More homes changed hands in the last three months of 2020 than in any quarter in the past 13 years, underlining the scale of the resurgence in housing market activity following the relaxation of lockdown restrictions and the stimulus of the stamp duty holiday.
The number of housing transactions in December, at 137,200, was 34 per cent higher than in the same month in 2019 and 14 per cent higher than in November, according to non-seasonally adjusted HM Revenue & Customs figures published on Thursday.
The December figure brings the quarterly total to 378,860 transactions — a level unsurpassed since the third quarter of 2007.
The stamp duty holiday, which waives the charge on the first £500,000 of any home purchase, saving buyers up to £15,000, has been a big factor in driving market activity to its recent peak, housing market experts said.
The latest quarterly transactions total was 9 per cent higher than that preceding the 2016 introduction of a new stamp duty surcharge on buy-to-let and second homes, which caused a “rush to buy” among those keen to complete their purchase ahead of the three-percentage-point charge.
Lucian Cook, director of residential research at estate agent Savills, said the growth trend was likely to persist in the coming months, before the stamp duty holiday ends on March 31.
“These numbers reflect the surge in interest which we saw over the summer and autumn months, as people reassessed their housing needs following the first lockdown.

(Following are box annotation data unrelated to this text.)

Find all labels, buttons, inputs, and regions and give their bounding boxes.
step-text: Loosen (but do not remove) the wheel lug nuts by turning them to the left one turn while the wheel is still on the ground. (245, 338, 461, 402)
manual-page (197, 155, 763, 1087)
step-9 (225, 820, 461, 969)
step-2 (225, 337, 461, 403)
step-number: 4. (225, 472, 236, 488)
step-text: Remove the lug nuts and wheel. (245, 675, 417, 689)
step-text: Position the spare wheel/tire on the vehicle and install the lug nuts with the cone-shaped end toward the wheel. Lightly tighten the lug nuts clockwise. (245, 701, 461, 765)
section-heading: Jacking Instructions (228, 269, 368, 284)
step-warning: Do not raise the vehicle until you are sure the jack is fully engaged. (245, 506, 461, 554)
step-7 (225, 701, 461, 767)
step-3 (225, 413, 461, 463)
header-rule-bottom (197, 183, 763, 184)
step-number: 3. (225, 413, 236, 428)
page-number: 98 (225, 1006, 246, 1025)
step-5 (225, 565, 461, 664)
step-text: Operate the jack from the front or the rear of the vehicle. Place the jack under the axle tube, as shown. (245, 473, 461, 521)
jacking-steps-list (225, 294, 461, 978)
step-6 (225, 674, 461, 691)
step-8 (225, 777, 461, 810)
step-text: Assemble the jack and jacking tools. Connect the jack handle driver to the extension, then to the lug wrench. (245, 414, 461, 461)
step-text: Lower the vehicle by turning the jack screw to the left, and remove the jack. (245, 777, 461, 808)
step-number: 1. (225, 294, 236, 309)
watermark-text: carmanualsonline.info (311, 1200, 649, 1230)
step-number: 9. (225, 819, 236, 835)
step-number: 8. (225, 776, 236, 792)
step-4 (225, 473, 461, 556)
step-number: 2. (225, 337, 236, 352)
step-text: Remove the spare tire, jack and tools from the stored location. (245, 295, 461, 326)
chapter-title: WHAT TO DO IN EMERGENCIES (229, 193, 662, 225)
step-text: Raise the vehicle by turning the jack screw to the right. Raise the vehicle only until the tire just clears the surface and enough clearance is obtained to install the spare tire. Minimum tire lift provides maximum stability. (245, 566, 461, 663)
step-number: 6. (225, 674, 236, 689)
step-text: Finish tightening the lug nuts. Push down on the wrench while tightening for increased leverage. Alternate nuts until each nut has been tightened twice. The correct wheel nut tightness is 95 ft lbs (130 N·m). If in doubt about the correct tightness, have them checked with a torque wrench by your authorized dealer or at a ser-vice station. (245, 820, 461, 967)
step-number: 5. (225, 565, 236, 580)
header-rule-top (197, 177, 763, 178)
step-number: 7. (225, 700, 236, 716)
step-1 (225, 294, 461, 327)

There is little doubt that the stamp duty holiday will have added to a sense of urgency among buyers and that the March 31 deadline will mean numbers rise further in the coming months.”
The resurgence in activity is also bringing mortgage lenders back to higher-risk areas of the market they had spurned amid the economic uncertainty of the pandemic.
First-time buyers with a deposit of 10 per cent have seen their mortgage options widen in the past two months. This week, Santander re-entered the market for 90 per cent loan-to-value (LTV) mortgages for the first time since May, offering two five-year fixed rate mortgages for first-time buyers.
The 90 per cent LTV mortgage is particularly important for first-time buyers, who may struggle to raise higher deposits and have faced long-term rises in house prices.
The number of 90 per cent LTV mortgage deals offered by lenders has more than doubled from 88 at the beginning of December to 215 this week, according to data from finance website Moneyfacts.
However, the revival has a long way to go before it returns to pre-Covid levels. At the start of March 2020, there were 779 mortgage deals at 90 per cent LTV.
These low-deposit mortgages also come at a cost, as they carry much higher interest rates than lower-LTV home loans — and recent rates on higher LTV loans are substantially higher than last year. The average interest rate on a two-year fixed-rate mortgage at 90 per cent LTV is 3.61 per cent, according to Moneyfacts; a year ago it was 2.57 per cent.
Andrew Montlake, managing director at mortgage broker Coreco, said lenders were still cautious over their ability to handle potentially high levels of demand with a largely home-based workforce, but were nonetheless rediscovering some of their appetite for the 90 per cent LTV market.
“You only have to look at what’s happened to house prices in the past 12 months and a lot of the lenders’ fears haven’t come to pass. After the stamp duty deadline we’ll probably start to see lenders increase their availability for 90 per cent LTV mortgages again and there may be a bit of a price war. We could see rates come down.”